私は、理科大の天文研究部に入りたくて、薬学部を受験しました。そんな志の低い私でしたが、薬学部卒業後は、製薬メーカー等で働き、その後、医学翻訳で独立しました。しかし、もっと顔の見える仕事がしたいと思い、子供が小学校に入ってから、日本体育大学大学院に入学しました。研究内容は、「肥満、運動、食、うつ」でした。ネズミを使った実験が中心でしたが、運動が脳に直接的な素晴らしい効果を示すことに、本当に驚きました。薬学とは文化の違う体育系の学会や飲み会を通して視点が増えたことは大きな宝です。大学院では、Natureのオンラインジャーナルに「イノシンの経口投与が抗うつ効果を示す」という論文を発表しました。イノシンはATPの代謝産物ですが、鶏肉や鰹節にも含まれているので、経口摂取でも脳に届く面白い物質です。そして、家族の応援のおかげで、体育科学博士を取得しました。

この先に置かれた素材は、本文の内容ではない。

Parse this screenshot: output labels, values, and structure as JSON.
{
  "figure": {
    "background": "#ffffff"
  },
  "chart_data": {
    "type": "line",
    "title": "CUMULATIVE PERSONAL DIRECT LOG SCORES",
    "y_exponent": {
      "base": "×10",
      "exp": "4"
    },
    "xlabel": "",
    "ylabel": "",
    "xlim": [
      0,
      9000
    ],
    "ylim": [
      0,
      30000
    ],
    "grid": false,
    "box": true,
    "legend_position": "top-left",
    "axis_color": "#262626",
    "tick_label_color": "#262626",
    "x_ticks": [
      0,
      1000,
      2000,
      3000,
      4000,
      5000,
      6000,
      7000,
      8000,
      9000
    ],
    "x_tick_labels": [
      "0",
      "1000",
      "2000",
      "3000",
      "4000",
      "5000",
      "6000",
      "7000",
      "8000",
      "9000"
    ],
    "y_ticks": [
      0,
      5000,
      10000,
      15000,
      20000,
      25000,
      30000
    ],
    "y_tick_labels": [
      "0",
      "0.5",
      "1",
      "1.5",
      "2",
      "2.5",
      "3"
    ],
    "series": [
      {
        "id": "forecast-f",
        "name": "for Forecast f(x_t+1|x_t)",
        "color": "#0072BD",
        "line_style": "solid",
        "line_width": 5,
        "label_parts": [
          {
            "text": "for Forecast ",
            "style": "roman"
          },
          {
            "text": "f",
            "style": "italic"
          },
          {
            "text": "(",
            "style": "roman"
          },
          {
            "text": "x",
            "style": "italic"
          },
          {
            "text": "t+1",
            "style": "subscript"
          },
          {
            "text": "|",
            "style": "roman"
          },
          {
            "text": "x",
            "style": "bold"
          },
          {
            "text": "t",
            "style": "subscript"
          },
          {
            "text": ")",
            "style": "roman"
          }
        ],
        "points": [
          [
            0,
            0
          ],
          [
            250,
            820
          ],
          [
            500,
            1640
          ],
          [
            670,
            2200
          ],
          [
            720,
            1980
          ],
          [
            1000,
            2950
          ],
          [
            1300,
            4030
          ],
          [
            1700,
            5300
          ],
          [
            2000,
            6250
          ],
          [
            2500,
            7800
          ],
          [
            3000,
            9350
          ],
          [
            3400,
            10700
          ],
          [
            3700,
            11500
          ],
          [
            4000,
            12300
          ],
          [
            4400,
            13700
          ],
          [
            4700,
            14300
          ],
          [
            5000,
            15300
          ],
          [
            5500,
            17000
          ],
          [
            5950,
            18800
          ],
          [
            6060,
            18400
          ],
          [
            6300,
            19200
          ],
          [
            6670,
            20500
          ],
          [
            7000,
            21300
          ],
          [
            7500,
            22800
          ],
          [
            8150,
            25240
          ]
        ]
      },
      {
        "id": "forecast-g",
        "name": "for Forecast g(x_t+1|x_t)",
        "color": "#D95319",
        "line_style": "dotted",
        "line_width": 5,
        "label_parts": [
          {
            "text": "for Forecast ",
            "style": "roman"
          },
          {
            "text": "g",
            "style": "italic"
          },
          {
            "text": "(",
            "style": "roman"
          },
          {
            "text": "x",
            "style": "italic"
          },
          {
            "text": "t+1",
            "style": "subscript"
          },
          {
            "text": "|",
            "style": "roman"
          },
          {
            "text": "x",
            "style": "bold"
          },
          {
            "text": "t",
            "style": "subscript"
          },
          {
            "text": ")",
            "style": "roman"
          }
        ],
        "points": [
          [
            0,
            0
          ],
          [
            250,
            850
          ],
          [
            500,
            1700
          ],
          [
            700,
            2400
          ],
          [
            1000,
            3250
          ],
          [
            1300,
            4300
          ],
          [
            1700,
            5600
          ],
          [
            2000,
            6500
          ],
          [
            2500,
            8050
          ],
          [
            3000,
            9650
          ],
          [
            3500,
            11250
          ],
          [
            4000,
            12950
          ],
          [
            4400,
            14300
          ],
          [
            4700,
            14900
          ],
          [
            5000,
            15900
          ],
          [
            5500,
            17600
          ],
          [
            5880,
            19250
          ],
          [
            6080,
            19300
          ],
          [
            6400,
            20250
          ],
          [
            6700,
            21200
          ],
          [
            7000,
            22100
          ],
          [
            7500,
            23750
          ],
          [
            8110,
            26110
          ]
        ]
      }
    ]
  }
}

現在は、ダイエットの個人指導や執筆、ダイエットプログラムの開発などの仕事をしています。ダイエットというと学術的な響きではないのですが、生活習慣病の予防には、本質的な効果があります。ダイエットは、予防医学の観点では薬よりも社会的価値が高いです。この仕事をしていると、薬剤師が最新の栄養を学び、患者さんに食事のアドバイスができたら素晴らしいのに、と感じます。薬剤師は基礎学力も高く、幅広いすぐれた教育を受けているのだから、自信をもって栄養の舞台でも活躍して欲しいと思います。